The government’s main argument in the Supreme Court is that the plaintiffs should lose because the plaintiffs are running a for-profit corporation—and corporations can’t exercise religion. As the government’s supporters like to say, "A corporation can’t pray."
This ignores the fact that most of this nation’s churches, synagogues, and mosques are corporations, and nobody doubts that they can pray. But it also raises a very important question: If the government can penalize a corporation because of its owners’ religious practices, can it also penalize a corporation because of its owners’ race? Put another way: If a corporation can’t pray, can a corporation be black?
Suppose an African-American business owner tries to open a store in the Deep South. The town refuses to grant a permit because, in the words of the town clerk, "We don’t want your kind here." Can the business sue for race discrimination? This is not merely hypothetical; minority-owned corporations have filed dozens of federal lawsuits alleging race discrimination.
If the government is right in Hobby Lobby, all of these corporations should lose. The government says it is a "bedrock principle that a corporation is legally distinct from its owners." Thus, there is "no basis on which to impute the [owners’] religious beliefs to the corporat[ion]," and no basis for a corporation to sue for religious discrimination.
That’s just what defendants accused of race discrimination have argued. They claim that a corporation is distinct from its owners, and there is no basis to impute the owners’ race to the corporation. On this view, there is no such thing as racial discrimination against a minority-owned business.
How do you think those defenses fared?
They’ve lost. Every single time.
The latest rejection came just yesterday [March 6], from the unanimous U.S. Court of the Appeals Fourth Circuit. As the court explained: "[A] minority-owned corporation may establish an ‘imputed racial identity’" based on the race of its owners. In support, it cited similar rulings from the First, Second, Seventh, Eighth, Ninth, Tenth, and D.C. Circuits. And the Supreme Court. The court marveled: "[I]t is hard to believe that the Supreme Court would deny standing to the corporation because it ‘has no racial identity.’" That would gut the civil rights laws.
The same is true in Hobby Lobby. If a corporation can have an "imputed racial identity" based on the race of its owners, it can have "imputed religious identity" based on the religion of its owners. Otherwise, the government would be free to penalize a corporation simply because the owner was a Christian. Or Muslim. Or Jew. (But that would never happen, right?)

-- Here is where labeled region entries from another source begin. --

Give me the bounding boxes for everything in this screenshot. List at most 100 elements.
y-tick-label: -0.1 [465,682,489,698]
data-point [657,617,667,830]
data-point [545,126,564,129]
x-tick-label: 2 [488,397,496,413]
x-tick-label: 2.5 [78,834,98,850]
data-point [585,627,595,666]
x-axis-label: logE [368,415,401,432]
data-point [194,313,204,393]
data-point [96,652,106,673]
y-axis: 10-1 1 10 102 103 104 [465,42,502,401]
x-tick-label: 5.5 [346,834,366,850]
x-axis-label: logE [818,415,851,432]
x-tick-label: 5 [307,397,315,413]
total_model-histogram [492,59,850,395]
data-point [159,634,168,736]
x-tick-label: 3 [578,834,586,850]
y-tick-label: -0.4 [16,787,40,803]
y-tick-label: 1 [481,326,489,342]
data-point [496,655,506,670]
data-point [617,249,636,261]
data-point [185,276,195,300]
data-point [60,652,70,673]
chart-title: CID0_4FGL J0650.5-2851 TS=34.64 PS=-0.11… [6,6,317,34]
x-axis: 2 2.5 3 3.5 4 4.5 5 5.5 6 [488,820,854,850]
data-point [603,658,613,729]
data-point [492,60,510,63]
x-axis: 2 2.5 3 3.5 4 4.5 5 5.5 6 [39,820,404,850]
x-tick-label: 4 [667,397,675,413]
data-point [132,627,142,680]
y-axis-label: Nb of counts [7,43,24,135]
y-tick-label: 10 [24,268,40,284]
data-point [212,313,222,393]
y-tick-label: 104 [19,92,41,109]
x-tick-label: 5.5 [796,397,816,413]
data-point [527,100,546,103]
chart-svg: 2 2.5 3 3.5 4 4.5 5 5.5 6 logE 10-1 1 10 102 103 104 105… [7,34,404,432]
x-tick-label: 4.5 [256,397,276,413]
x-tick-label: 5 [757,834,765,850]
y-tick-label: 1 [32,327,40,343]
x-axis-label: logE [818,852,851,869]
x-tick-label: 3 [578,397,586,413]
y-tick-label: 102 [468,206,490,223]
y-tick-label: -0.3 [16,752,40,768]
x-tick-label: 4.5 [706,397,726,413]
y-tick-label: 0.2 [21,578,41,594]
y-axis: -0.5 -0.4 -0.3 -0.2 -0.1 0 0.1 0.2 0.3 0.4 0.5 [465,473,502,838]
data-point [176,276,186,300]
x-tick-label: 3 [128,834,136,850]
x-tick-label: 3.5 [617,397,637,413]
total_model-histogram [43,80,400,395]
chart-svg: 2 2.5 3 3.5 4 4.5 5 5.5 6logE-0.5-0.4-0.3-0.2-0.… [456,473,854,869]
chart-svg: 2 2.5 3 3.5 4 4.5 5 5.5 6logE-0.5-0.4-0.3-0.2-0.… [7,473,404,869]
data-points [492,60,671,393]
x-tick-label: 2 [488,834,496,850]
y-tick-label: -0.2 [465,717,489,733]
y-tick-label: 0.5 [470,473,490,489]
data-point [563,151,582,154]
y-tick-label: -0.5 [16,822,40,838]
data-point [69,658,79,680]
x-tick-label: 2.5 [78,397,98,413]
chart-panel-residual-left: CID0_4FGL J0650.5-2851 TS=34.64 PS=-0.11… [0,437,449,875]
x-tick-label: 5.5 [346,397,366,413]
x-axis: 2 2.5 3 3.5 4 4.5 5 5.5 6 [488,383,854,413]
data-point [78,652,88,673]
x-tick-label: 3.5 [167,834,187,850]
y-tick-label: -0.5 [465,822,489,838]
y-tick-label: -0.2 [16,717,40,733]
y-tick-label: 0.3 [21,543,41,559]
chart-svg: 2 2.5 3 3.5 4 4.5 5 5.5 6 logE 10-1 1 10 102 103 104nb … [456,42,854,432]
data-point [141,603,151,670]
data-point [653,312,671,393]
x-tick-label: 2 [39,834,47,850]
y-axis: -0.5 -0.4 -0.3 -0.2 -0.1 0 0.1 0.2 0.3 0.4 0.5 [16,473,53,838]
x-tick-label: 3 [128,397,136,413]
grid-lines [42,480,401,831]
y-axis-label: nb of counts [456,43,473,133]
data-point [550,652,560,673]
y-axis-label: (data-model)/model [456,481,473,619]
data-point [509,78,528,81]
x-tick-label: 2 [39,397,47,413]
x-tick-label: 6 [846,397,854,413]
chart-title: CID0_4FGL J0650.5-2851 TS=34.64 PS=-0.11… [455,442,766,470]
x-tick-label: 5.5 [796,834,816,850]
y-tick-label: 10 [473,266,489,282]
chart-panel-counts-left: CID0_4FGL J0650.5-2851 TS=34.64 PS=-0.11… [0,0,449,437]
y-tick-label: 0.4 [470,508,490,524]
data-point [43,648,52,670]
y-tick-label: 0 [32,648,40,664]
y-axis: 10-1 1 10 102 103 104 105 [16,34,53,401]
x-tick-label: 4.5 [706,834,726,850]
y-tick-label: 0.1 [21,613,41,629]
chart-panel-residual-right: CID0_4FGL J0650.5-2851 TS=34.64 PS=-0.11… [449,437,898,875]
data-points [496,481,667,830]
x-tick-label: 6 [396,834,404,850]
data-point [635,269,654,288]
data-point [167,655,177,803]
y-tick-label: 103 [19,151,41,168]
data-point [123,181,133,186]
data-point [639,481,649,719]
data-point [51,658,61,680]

Ultimately, the government’s argument fails because it defies reality. Of course, a corporation and its owners are distinct for certain legal purposes. But when the government punishes a corporation, it also harms the owners. And when it does so because of something deeply meaningful to the owners—their race, their sexual orientation, their religious practices—the harm is particularly egregious. That’s why we have civil rights laws.
So the real question in these cases is not whether a corporation can pray, or whether a corporation can be black. It is whether the government has harmed someone at the core of their identity, and done so without the kind of compelling reason that occasionally justifies such harms. In Hobby Lobby, the flesh-and-blood owners of a family business face crushing fines because of their religious practices, which the government can easily accommodate. When the Supreme Court protects them, it will be protecting the civil rights of minority business owners everywhere.
Luke Goodrich is deputy general counsel at the Becket Fund for Religious Liberty, which represents Hobby Lobby, and an adjunct professor at the University of Utah S.J. Quinney College of Law.